An unmanned surface vessel of this class answers Sweden’s Baltic problem set: contested littorals, tight archipelagos and the need to disperse forces while keeping logistics and surveillance going. A 24-knot, shallow-draft USV with a 400-kilogram payload can push sensors forward, shadow suspicious contacts, sweep approach lanes for mines, or serve as an expendable radar reflector to complicate targeting. The endurance profile invites low-and-slow maritime ISR and hydrography, while the speed margin enables quick runs between dispersed coastal nodes. The United Kingdom’s adoption of ARCIMS-based autonomous mine countermeasures underscores how USVs are moving from experiments to fleet work, a path Sweden can follow on its own terms.

The program also lands at a strategic inflection point. Sweden became NATO’s 32nd member on March 7, 2024, and aligning tactics, techniques and procedures for autonomous maritime systems with allies is now a practical necessity. Maritime Robotics’ USVs have matured through NATO’s REPMUS and Dynamic Messenger campaigns in Portugal, where allied navies iterate autonomy, command-and-control and payloads in realistic sea states. That shared venue shortens Sweden’s learning curve and eases future interoperability.

FMV’s acquisition strategy looks deliberately cautious. Project leaders say the aim is to understand what the Armed Forces want to do with USVs, what is technically realistic, and which requirements to prioritize, while FMV runs market scans and regulatory analysis in parallel. Testing in the open lets the team validate autonomy and safety cases, including detect-and-avoid behavior, before any scaled purchase. This approach mirrors allied best practice and reduces schedule risk by avoiding bespoke choices before doctrine and rules of the road settle.

If early results track with allied experience, the first operational roles for Sweden’s unmanned surface vessel will be intelligence, surveillance and reconnaissance, route reconnaissance and hydrography in the archipelagos that frame Stockholm and Gotland.
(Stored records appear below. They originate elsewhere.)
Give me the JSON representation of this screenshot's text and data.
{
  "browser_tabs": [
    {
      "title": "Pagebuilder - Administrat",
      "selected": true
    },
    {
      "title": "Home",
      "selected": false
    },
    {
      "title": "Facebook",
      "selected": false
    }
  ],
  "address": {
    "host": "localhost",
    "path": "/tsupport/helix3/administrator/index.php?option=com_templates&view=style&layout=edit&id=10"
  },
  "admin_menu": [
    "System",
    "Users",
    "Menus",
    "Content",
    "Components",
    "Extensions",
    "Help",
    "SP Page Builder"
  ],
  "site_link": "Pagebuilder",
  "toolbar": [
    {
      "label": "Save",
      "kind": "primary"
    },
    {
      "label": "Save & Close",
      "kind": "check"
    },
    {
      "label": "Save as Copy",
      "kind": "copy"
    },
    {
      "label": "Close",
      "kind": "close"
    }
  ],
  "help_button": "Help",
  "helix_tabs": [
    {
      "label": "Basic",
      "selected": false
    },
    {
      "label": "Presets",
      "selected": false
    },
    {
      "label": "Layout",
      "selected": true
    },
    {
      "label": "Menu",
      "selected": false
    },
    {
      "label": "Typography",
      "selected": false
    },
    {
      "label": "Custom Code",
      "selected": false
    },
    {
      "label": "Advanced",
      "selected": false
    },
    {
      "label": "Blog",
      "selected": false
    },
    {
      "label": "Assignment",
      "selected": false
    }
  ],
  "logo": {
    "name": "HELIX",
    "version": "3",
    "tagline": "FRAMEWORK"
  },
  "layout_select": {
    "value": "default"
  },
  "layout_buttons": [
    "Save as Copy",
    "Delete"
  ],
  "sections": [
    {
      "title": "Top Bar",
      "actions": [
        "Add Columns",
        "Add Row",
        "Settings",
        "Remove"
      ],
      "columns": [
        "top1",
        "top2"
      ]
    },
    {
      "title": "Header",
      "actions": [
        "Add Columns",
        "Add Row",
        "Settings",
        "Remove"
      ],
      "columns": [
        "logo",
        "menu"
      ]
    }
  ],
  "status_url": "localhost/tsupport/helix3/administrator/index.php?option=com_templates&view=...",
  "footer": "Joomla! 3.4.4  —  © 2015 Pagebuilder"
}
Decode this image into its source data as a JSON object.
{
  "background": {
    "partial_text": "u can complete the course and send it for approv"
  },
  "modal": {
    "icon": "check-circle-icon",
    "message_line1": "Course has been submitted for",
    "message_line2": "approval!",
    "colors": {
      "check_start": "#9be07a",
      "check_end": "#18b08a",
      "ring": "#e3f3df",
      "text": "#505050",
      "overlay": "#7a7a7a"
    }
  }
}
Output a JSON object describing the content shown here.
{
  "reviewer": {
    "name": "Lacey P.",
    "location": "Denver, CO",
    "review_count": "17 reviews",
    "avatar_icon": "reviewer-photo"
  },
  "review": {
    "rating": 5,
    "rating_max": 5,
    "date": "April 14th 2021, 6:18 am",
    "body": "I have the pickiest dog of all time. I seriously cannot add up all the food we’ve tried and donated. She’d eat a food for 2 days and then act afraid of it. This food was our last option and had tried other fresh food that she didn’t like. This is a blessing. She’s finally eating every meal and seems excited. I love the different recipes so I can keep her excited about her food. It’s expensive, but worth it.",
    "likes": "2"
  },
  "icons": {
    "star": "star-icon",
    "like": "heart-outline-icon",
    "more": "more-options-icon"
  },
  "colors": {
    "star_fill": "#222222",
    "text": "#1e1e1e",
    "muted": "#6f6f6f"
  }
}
As the collision-avoidance stack matures and resilient beyond-line-of-sight communications are layered in, mission sets can expand to mine countermeasures teaming, decoy operations and armed coastal defense in concert with manned fast boats and shore-based fires. Above all, Ran gives the Swedish Armed Forces a low-risk way to train operators, write procedures and develop a NATO-ready unmanned maritime playbook.